Llevaba ya un buen rato jugando tranquila sin que ni el padre ni la madre la interrumpiesen. Sentada en el suelo, ponía orden y estructura a sus trocitos de vidrio y sus pedazos de madera, lo hacía con prisa por temor a que en cualquier momento le recordaran los deberes y tareas pendientes. Sin embargo, qué buena suerte la suya, no parecía que esa noche tuviera que repasar la aritmética con su padre.
Y es que en aquel rincón se estaba desarrollando un gran proyecto: ni más ni menos que la creación de toda una parroquia. La niña pensaba construir su propio pueblo desde la primera casa hasta la última, iglesia y escuela incluidas. Y hasta el río y el puente; era menester que no faltara nada.

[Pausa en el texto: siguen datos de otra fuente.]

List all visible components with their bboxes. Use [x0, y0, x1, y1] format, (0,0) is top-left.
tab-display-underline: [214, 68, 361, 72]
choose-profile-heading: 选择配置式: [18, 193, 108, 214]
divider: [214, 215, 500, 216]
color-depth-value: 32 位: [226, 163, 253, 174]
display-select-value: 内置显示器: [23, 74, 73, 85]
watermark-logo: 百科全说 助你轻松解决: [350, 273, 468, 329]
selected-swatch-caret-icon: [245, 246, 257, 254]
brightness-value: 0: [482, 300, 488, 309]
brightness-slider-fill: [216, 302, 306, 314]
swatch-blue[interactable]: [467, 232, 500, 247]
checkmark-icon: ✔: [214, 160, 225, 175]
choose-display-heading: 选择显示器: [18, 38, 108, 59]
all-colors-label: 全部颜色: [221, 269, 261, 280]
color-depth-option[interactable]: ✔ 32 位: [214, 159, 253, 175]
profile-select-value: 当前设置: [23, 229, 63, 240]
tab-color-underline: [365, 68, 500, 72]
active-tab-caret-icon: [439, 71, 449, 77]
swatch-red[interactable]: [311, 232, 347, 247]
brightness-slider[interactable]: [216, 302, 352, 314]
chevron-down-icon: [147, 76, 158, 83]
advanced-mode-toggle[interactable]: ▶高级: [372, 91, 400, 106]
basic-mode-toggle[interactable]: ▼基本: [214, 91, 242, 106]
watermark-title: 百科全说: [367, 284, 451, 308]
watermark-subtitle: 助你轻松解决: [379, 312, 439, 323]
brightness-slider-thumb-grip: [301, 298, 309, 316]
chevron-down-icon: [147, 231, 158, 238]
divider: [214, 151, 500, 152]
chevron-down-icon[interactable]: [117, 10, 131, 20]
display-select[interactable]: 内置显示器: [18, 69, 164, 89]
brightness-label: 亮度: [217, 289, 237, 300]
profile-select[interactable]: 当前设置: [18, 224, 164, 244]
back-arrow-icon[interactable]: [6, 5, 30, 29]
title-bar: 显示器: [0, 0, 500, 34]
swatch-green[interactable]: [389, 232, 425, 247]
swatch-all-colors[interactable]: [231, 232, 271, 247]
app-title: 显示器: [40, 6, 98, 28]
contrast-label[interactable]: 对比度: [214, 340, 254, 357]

Su obra estaba bastante avanzada. Toda la cordillera que rodeaba la comarca, hecha de pedruscos grandes y pequeños, se alzaba ya sobre el horizonte del pueblo. En cada grieta había plantado vegetación de bosque con ramitas de abeto, y con dos piedras de punta afilada había erigido los picachos de Klackberget (Montaña del Tacón) y Olofshättan (Capucha de Olof), montañas encaradas a uno y otro lado del río desde las cuales se dominaba todo el valle.